Attorney Jason Tenenbaum regularly practices in all of these venues. His office at 326 Walt Whitman Road, Suite C, Huntington Station, NY 11746, is centrally located on Long Island, providing convenient access to courts and offices throughout Nassau County, Suffolk County, and New York City. Whether you need representation in a no-fault arbitration, a personal injury trial, an employment discrimination hearing, or an appeal to the Appellate Division, the Law Office of Jason Tenenbaum, P.C. brings $24+ years of real courtroom experience to your case. If you have questions about the legal issues discussed in this article, call (516) 750-0595 for a free, no-obligation consultation.

New York's substantive law also presents distinct challenges. In motor vehicle cases, the no-fault system under Insurance Law Article 51 provides first-party benefits regardless of fault, but limits the right to sue for non-economic damages unless the plaintiff establishes a "serious injury" under one of nine statutory categories. This threshold — codified at Insurance Law Section 5102(d) — requires medical evidence showing more than a minor or subjective injury, and courts have developed detailed standards for each category. Fractures must be documented through imaging studies. Claims of permanent consequential limitation or significant limitation of use require quantified range-of-motion testing with comparison to norms. The 90/180-day category demands proof that the plaintiff was unable to perform substantially all of their usual daily activities for at least 90 of the 180 days following the accident.

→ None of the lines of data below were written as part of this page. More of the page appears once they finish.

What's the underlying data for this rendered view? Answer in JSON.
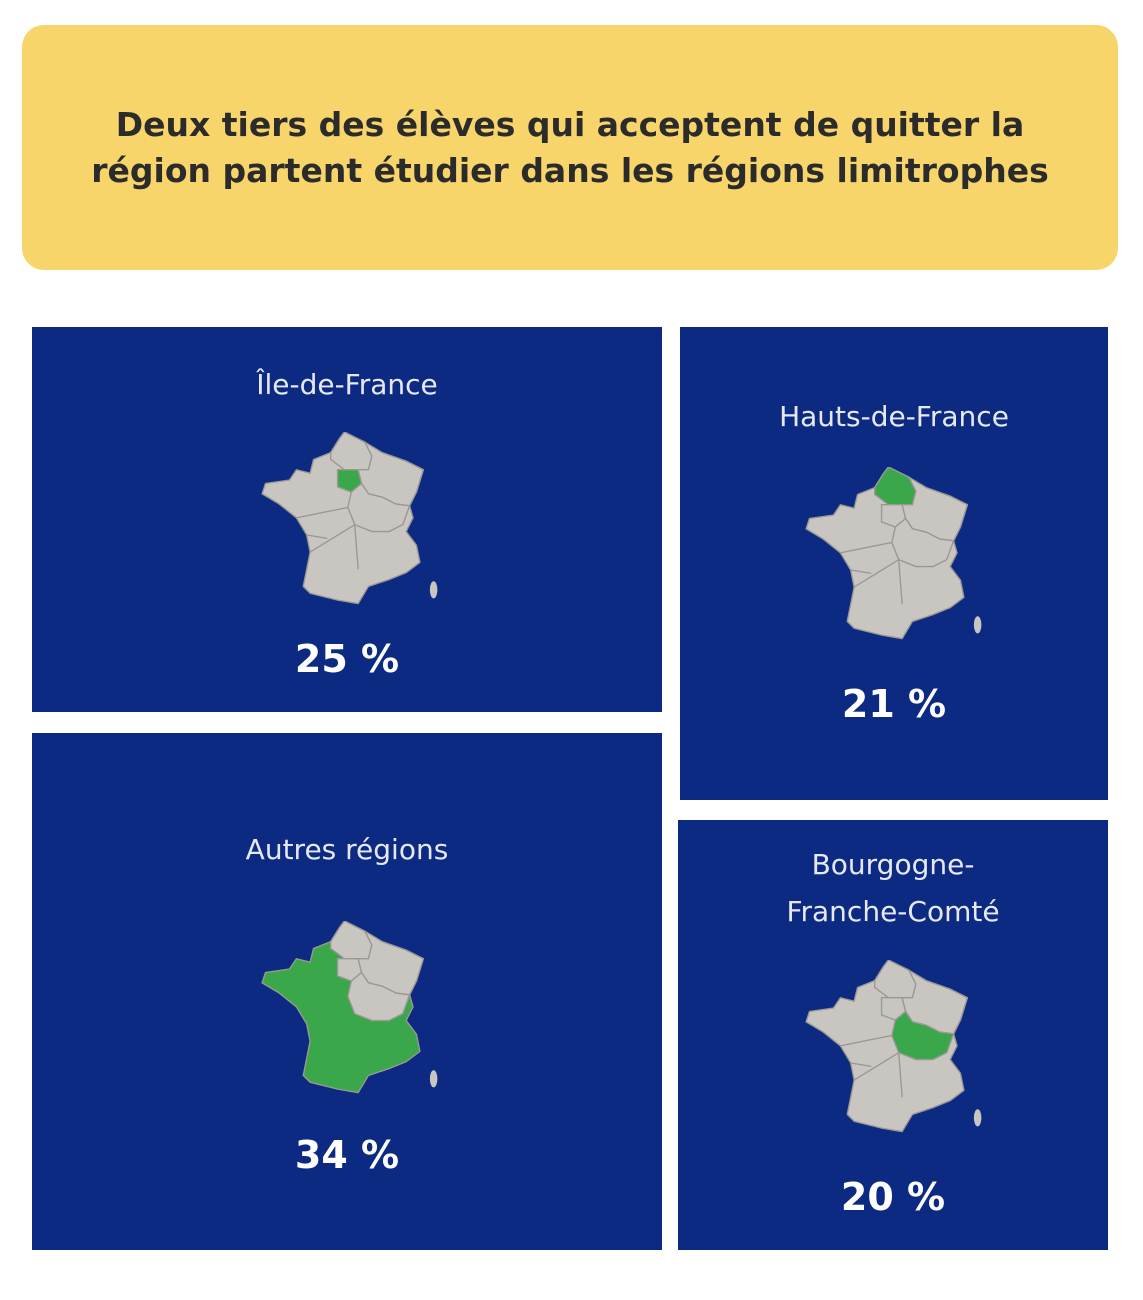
{
  "title": "Deux tiers des élèves qui acceptent de quitter la région partent étudier dans les régions limitrophes",
  "colors": {
    "banner": "#f7d56a",
    "panel": "#0c2a82",
    "highlight": "#3aa84a",
    "map": "#c9c6c2"
  },
  "chart_data": {
    "type": "table",
    "title": "Deux tiers des élèves qui acceptent de quitter la région partent étudier dans les régions limitrophes",
    "categories": [
      "Île-de-France",
      "Hauts-de-France",
      "Autres régions",
      "Bourgogne-Franche-Comté"
    ],
    "values": [
      25,
      21,
      34,
      20
    ],
    "unit": "%"
  },
  "panels": [
    {
      "label": "Île-de-France",
      "value": "25 %",
      "highlight": "ile-de-france"
    },
    {
      "label": "Hauts-de-France",
      "value": "21 %",
      "highlight": "hauts-de-france"
    },
    {
      "label": "Autres régions",
      "value": "34 %",
      "highlight": "autres-regions"
    },
    {
      "label": "Bourgogne-Franche-Comté",
      "label_line1": "Bourgogne-",
      "label_line2": "Franche-Comté",
      "value": "20 %",
      "highlight": "bourgogne-franche-comte"
    }
  ]
}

In employment discrimination cases, the legal standards vary depending on whether the claim arises under state or local law. The New York State Human Rights Law employs a burden-shifting framework: the plaintiff must first establish a prima facie case by showing membership in a protected class, qualification for the position, an adverse employment action, and circumstances giving rise to an inference of discrimination. The burden then shifts to the employer to articulate a legitimate, non-discriminatory reason for its decision. If the employer meets this burden, the plaintiff must demonstrate that the stated reason is pretextual. The New York City Human Rights Law, by contrast, applies a broader standard, asking whether the plaintiff was treated less well than other employees because of a protected characteristic.